Wednesday, October 6, 2021

Gonjiam: Haunted Asylum (2018)

Original title: 곤지암

Warning: the EMF activity meter shows “spoilers ahead”!

The merry crew of YouTube ghost hunting channel Horror Times has a great coup planned: a live stream from one of the most haunted locations in South Korea, the dilapidated Gonjiam Psychiatric Hospital (which is an actual place with an appropriately dark history over here in the real world). There, the team – plus three young women as guests, because nobody likes a sausage fest – will try to wake the local ghost population and attempt to open the door of the mysterious room 402, which supposedly leads to death and doom for anyone attempting it.

Things do indeed become very spooky. The séance used to awaken the spirits has rather too good results, and things proceed from there accordingly. Of course, the early spirit manifestations are faked by the three core members of the ghost hunters; but soon enough, the real supernatural rears its rather murderous head.

At first, this South Korean movie by Jeong Beom-sik feels rather a lot like just another POV horror movie about ghost hunters actually encountering what they are trying to make money from. But where many (though not all) films of this type tend to be amateurish and awkward in production and structure, Gonjiam’s script (as written by Jeong and Park Sang-min) very quickly shows itself to be very tight and effective, going through the minimal necessary character bits and shots of young people farting around efficiently. Where too many films of this type spend half of their running time getting their boring characters to the place of their demise, the film at hand knows what its audience has come to see and gets through preliminaries in a quarter of an hour or so. From then on, things flow rather wonderfully: plot reveals come earlier and hit much better than usual, and the spooky bits start early and escalate quickly. Comparing a film’s narrative to a clockwork doesn’t always sound like a compliment, but when the clockwork runs as well as it does here, it is a good way to praise the sheer craftsmanship of the approach.

Which does lead to the main criticism one could raise against Gonjiam, namely its lack of depth. Despite some nods towards the shadowier periods of South Korea’s history via its choice of haunted spot, there’s very little interest on display to say anything at all here - apart from “don’t screw with ghosts” I suppose – adding this to the group of horror movies that really only ever want to be a spooky good time for their audiences. However, the film is so brilliant at simply being said spooky good time, timing every creepy little and big shock perfectly, using every trick in the horror book so effectively, that criticising it for not also having Big Important Things to say simply seems to be beside the point and churlish.

The film shows considerable breadth when it comes to the shaping of its spooky goings-on, too, going from classic suspense set-ups and moments, over very folkloric inspired ghosts to the sort of spatial weirdness I typically find irresistible in a movie, shaping all of this into a real machine of increasing tension. Little of this is original, rather it’s the sort of thing where you can see the sources for nearly every single element, but still feel yourself dragged inexorably through increasingly great set pieces, mentally praising the filmmakers for their good taste in borrowing instead of criticising them for it.

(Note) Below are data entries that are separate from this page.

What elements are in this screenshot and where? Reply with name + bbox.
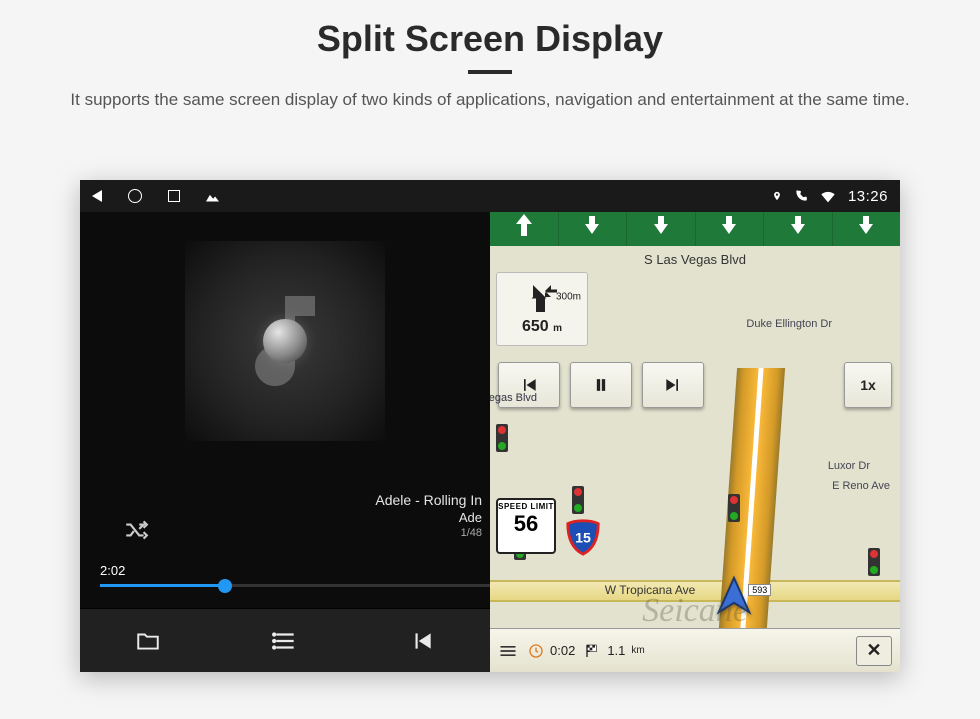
shuffle-button[interactable] — [120, 514, 152, 546]
track-title: Adele - Rolling In — [375, 492, 482, 508]
map-label-reno: E Reno Ave — [832, 480, 890, 492]
speed-multiplier-button[interactable]: 1x — [844, 362, 892, 408]
speed-limit-value: 56 — [498, 513, 554, 535]
eta-distance: 1.1 km — [585, 643, 644, 659]
next-turn-distance: 300 — [556, 292, 573, 303]
playback-progress[interactable]: 2:02 — [100, 562, 490, 587]
turn-hint-distance: 650 — [522, 318, 549, 335]
seek-knob[interactable] — [218, 579, 232, 593]
elapsed-time: 2:02 — [100, 563, 125, 578]
speed-limit-label: SPEED LIMIT — [498, 502, 554, 511]
exit-marker: 593 — [748, 584, 771, 596]
wifi-icon — [820, 189, 836, 203]
clock-icon — [528, 643, 544, 659]
interstate-shield-icon: 15 — [564, 518, 602, 556]
music-player-pane: Adele - Rolling In Ade 1/48 2:02 — [80, 212, 490, 672]
map-label-vegas: Vegas Blvd — [490, 392, 537, 404]
next-turn-panel: 300m 650 m — [496, 272, 588, 346]
destination-flag-icon — [585, 643, 601, 659]
nav-pause-button[interactable] — [570, 362, 632, 408]
traffic-light-icon — [496, 424, 508, 452]
previous-track-button[interactable] — [406, 625, 438, 657]
traffic-light-icon — [868, 548, 880, 576]
traffic-light-icon — [572, 486, 584, 514]
navigation-pane: S Las Vegas Blvd 300m 650 m — [490, 212, 900, 672]
track-artist: Ade — [375, 510, 482, 525]
lane-arrow — [627, 212, 696, 246]
menu-button[interactable] — [498, 641, 518, 661]
page-title: Split Screen Display — [0, 18, 980, 60]
back-icon[interactable] — [92, 190, 102, 202]
recent-apps-icon[interactable] — [168, 190, 180, 202]
folder-button[interactable] — [132, 625, 164, 657]
screenshot-icon[interactable] — [206, 191, 219, 202]
location-icon — [772, 189, 782, 203]
title-divider — [468, 70, 512, 74]
map-label-tropicana: W Tropicana Ave — [605, 583, 696, 597]
album-art-placeholder — [185, 241, 385, 441]
lane-arrow — [696, 212, 765, 246]
android-statusbar: 13:26 — [80, 180, 900, 212]
device-screenshot: 13:26 Adele - Rolling In Ade 1/48 — [80, 180, 900, 672]
eta-time: 0:02 — [528, 643, 575, 659]
traffic-light-icon — [728, 494, 740, 522]
nav-next-button[interactable] — [642, 362, 704, 408]
current-street-label: S Las Vegas Blvd — [644, 252, 746, 267]
speed-limit-sign: SPEED LIMIT 56 — [496, 498, 556, 554]
page-subtitle: It supports the same screen display of t… — [50, 88, 930, 112]
map-label-duke: Duke Ellington Dr — [746, 318, 832, 330]
map-label-luxor: Luxor Dr — [828, 460, 870, 472]
lane-arrow — [490, 212, 559, 246]
nav-playback-controls: 1x — [498, 362, 892, 408]
lane-arrow — [833, 212, 901, 246]
home-icon[interactable] — [128, 189, 142, 203]
vehicle-cursor-icon — [711, 574, 757, 620]
lane-arrow — [559, 212, 628, 246]
playlist-button[interactable] — [269, 625, 301, 657]
album-center-dot — [263, 319, 307, 363]
svg-text:15: 15 — [575, 531, 591, 547]
phone-icon — [794, 189, 808, 203]
lane-arrow — [764, 212, 833, 246]
track-counter: 1/48 — [375, 527, 482, 539]
track-info: Adele - Rolling In Ade 1/48 — [375, 492, 482, 539]
close-nav-button[interactable]: ✕ — [856, 636, 892, 666]
clock-time: 13:26 — [848, 188, 888, 205]
lane-guidance-strip — [490, 212, 900, 246]
nav-bottom-bar: 0:02 1.1 km ✕ — [490, 628, 900, 672]
music-bottom-bar — [80, 608, 490, 672]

Because this is a film about a group of people who actually planned their little ghost hunting jaunt beforehand, the POV angle is never used as an excuse for things to look a bit crap: there are a lot of cameras involved (not all of them held by mortal hands, it turns out), and nobody confuses them with salt shakers, so Jeong has free hand to stage his scenes like in any proper movie, using the POV basics as a sign of authenticity and to make things more intense for his audience.

Speaking of authenticity, Gonjiam has learned a bit from the books of the great carnival hawkers of our genre too, and so, as I’ve already mentioned uses a real run-down asylum for its backstory. Because the owners really did not care for a horror movie about their ruin coming to the cinemas (there was apparently even a law suit involved to keep the film off the screens), the film was shot elsewhere. Supposedly, the filmmakers then recreated as much of the actual building’s floorplan as possible for the filming. Which may demonstrate a deep belief in authenticity, or filmmakers who really know the kind of talk that’ll sell tickets. In any case, William Castle would have been proud.